Fatih Sultan Mehmet Vakıf Üniversitesi (FSMVÜ) Medeniyetler İttifakı Enstitüsü Müdürü Prof. Dr. Recep Şentürk, "Günümüzde dünya tek bir köy haline geldi. Mahalli de olsa sorunlarımızı artık küresel bir perspektifte ve diğer medeniyetlerle iş birliği halinde çözmek mecburiyetindeyiz" dedi.
FSMVÜ Medeniyetler İttifakı Enstitüsü ile G20 iş birliğinde gerçekleştirilen "G20 Medeniyetler Zirvesi" başladı.
"Din, Uyum ve Sürdürülebilir Kalkınma" alt başlığıyla 16-18 Kasım tarihleri arasında Barcelo Eresin Topkapı'da düzenlenen zirveye ilişkin açıklama yapan Prof. Dr. Recep Şentürk, Fransa'daki terör saldırılarının ardından yaptıkları medeniyet çalışmalarının öneminin bir kez daha ön plana çıktığını belirtti.

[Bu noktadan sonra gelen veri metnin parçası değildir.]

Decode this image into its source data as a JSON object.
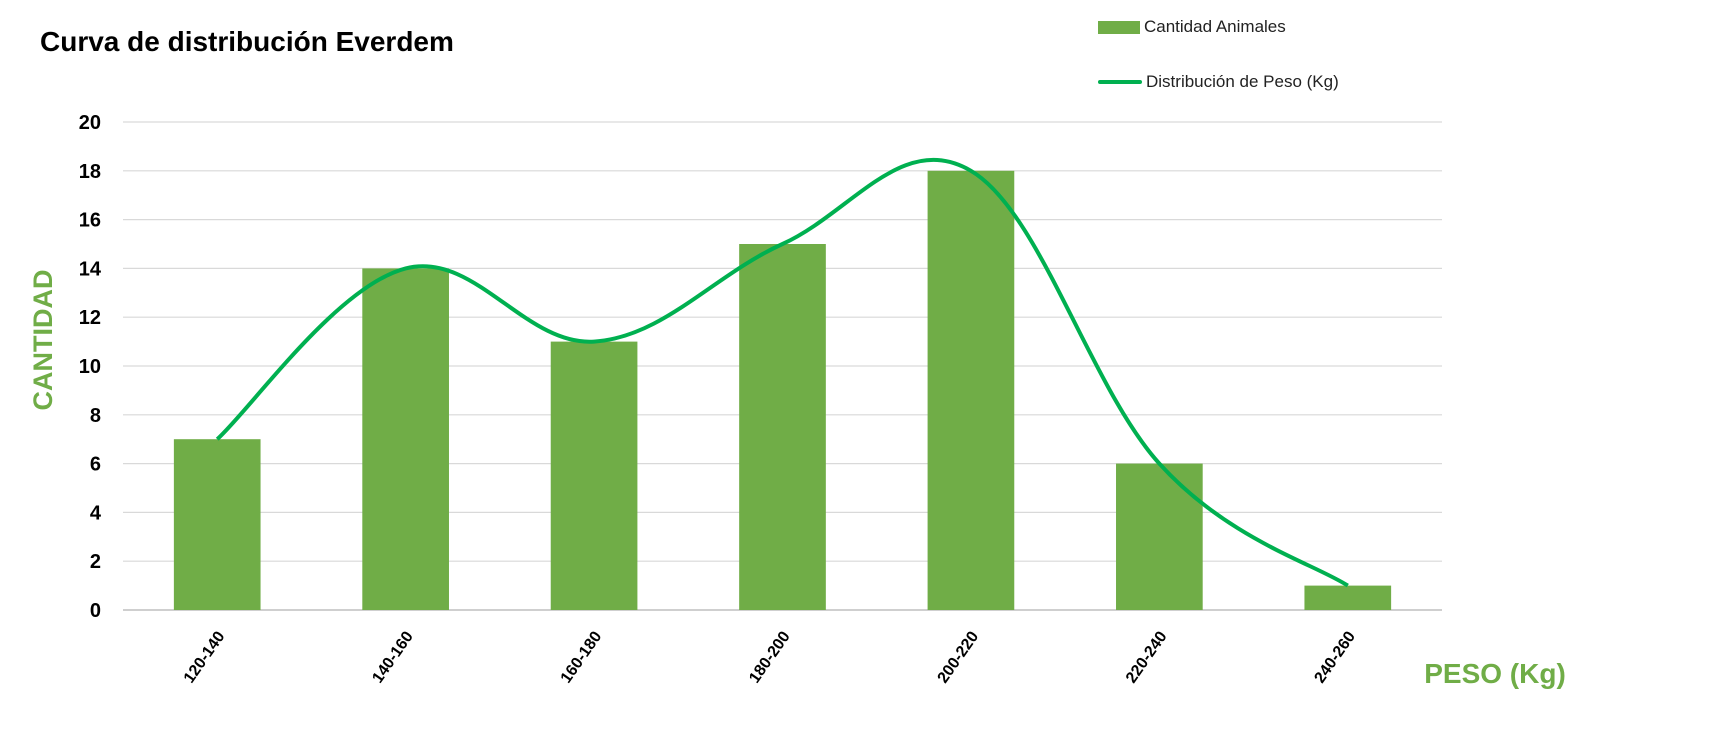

Şentürk, zirveyle farklı medeniyetlerden bir araya gelen insanların yaşadıkları sorunları birlikte tartışabilmeyi amaçladıklarını anlatarak, "Zirvede Suriyeli mülteciler, fakir ülkelere insanı yardımlar, din ve ekonomi ilişkisi, din ve sağlık gibi konular ele alınacak. Sorunlar dünyanın bir bölgesine ait sorunlar değil bütün insanlığın sorunu" diye konuştu.

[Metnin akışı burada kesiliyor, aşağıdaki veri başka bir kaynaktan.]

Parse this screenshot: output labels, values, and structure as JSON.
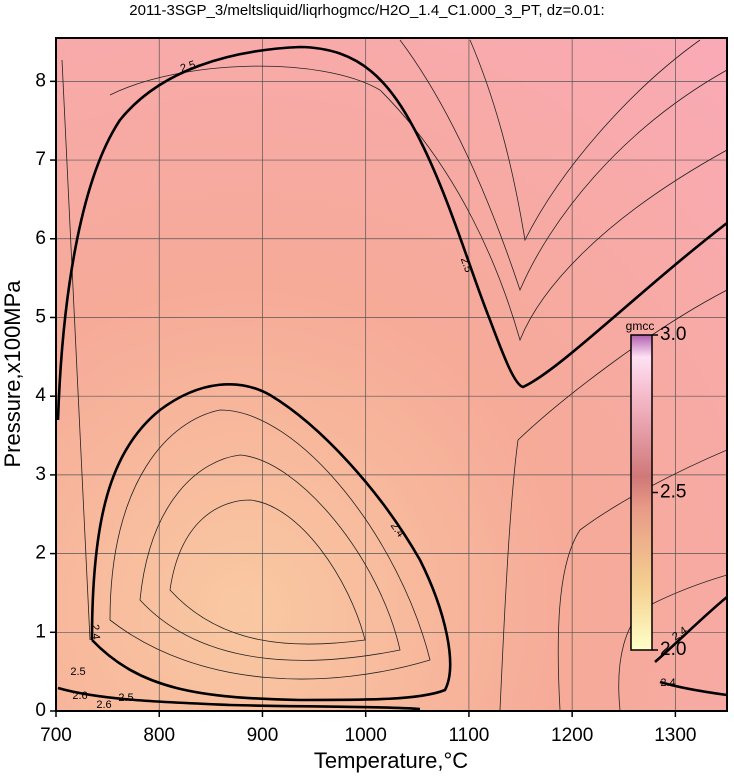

Zirve'nin G20'den hemen sonra yapılmasının G20'de olaylara sadece ekonomik bir açıdan yaklaşılması olduğunu dile getiren Şentürk, ekonominin sorunların çözümü için yeterli olmadığını, mutlaka dinin, medeniyetin, kültürün de sorunları analiz etme ve çözüm üretmede hesaba katılması gerektiğini kaydetti.
Şentürk, zirveye 40'ı aşkın ülkeden katılım olduğunu aktararak, "Medeniyetler birbirinden izole edilmiş değildir. Bir medeniyetin kendi problemlerini tek başına çözmesi de mümkün değildir. Mutlaka medeniyetler iç içe geçmiş vaziyettedir. Buna 'açık medeniyet' diyoruz. Mesela Fransa'da bir olay oluyor, bütün dünya etkileniyor. Günümüzde dünya tek bir köy haline geldi. Mahalli de olsa sorunlarımızı artık küresel bir perspektifte ve diğer medeniyetlerle iş birliği halinde çözmek mecburiyetindeyiz" değerlendirmesinde bulundu.
"Eşitlik, Kapsayıcılık ve Ayrım Gözetmemek" Oturumu
Moderatörlüğünü Rotterdam Erasmus Üniversitesi Uluslararası Kamu Hukuku Bölümü'nden Doç Dr. Jeroen Temperman'ın yaptığı oturumda konuşan FSMVÜ Medeniyetler İttifakı Enstitüsü'nden Linda Hyökki, yaşam alanlarının güncel hayata dair farklı unsurları anlattığını söyledi.
"Öteki" kavramına vurgu yapan Hyökki, Finlandiyalıların Suriyeli sığınmacılara bakışına ilişkin örnekler vererek, ülkede Müslümanlar ve mültecilerle ilgili bilgi eksikliğinin hakim olduğunu, bunun da ancak eğitimle ortadan kaldırılabileceğini ifade etti.
Avrupa'da Müslümanların kamusal alanda sadece dinleriyle algılandıklarını vurgulayan Hyökki, kimliklerin birbirinden izole hale getirildiğini ve öteki olarak algılanabildiğini belirtti. Bir insanın tek kimlik üzerinden tanımlanmasının mümkün olmadığına işaret eden Hyökki, sırf kimliğinden dolayı insanların düşman olarak görülemeyeceğinin altını çizdi.
FSMVÜ Medeniyetler İttifakı Enstitüsü'nden Fadi Zatari de medeniyet çalışmalarıyla nasıl birlikte yaşanılabileceğine baktıklarını belirtti.
Liderlerin insanları bir araya getirme misyonu olduğunu aktaran Zatari, insanların bir araya gelmesiyle tüm dünya sistemi içerisinde bir arada yaşamalarına imkan sağlanabileceğini dile getirdi.
Zatari, adaletle bir medeniyetin oluşturulabileceğini belirterek, herkesi kapsayan bir adalet sistemiyle ülkeleri, ekonomileri daha iyi bir hale getirecek daha yaşanılabilir dünyanın mümkün olduğunu savundu.
Ekonominin önemine de vurgu yapan Zatari, her şeyin doğal bir sebebinin olduğunu ve medeniyetin de bireyden ortaya çıktığını anlattı.